There had to be some variability in the circuits, or else the generator would produce the same noise over and over again.
This was allowed for by making the interconnections required for the combination of the eight multivibrator outputs to pass through the wirings rather like those of an Enigma, with rotors and a plugboard.
So a setting of this 'Enigma' would serve to define a particular sequence of key, in a way that both sender and receiver could agree upon in advance.
With the rotors fixed in position, the key would not repeat itself for about seven minutes.
In practical operation, speech in one direction of transmission could be limited to this time and a new key sequence started off on reversing the direction of transmission.
This could be done simply by stepping on the rotors.

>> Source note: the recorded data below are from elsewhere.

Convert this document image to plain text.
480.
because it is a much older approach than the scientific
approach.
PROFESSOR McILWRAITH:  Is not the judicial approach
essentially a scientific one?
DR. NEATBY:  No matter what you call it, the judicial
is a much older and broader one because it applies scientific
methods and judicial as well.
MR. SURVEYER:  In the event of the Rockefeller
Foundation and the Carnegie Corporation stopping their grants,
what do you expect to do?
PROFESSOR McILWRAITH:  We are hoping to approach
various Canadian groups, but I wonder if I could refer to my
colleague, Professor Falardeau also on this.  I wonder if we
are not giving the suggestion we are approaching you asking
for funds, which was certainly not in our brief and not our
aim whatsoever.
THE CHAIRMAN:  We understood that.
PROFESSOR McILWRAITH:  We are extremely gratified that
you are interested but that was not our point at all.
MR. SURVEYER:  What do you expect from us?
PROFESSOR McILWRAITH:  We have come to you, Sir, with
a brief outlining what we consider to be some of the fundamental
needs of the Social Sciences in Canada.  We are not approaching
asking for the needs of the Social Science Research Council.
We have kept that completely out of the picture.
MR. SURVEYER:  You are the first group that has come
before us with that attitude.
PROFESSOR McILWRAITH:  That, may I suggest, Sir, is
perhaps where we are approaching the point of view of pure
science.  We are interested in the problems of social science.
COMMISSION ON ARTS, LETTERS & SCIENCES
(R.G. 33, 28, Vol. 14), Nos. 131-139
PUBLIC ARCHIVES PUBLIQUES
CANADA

There were enough rotor and plugboard positions for the resulting system to be as safe—according to his theory—as a genuinely random one-time key.
Getting the Delilah system to work as a whole was a job which pushed their resources to the limit.
The system was useless unless sender and receiver could keep their multivibrators in time to the microsecond.
They spent most of the first half of 1945 in achieving the necessary precision.
They also had to test the output of the Delilah key generator, when they had built it, for the evenness over the frequency range which the calculations predicted for it.
It was typical of the conditions in which they worked that they had no frequency analyser.
Alan would have seen one at Bell Labs, and there was one known to exist at Dollis Hill, but at Hanslope they had to make one for themselves.
It provided a challenge of the desert island sort, which Alan as usual enjoyed.
After a lot of work they had a device, but when they first tried it out, Alan had to confess 'It's a bit of an abortion, isn't it!'—so they called it the ABORT Mark I.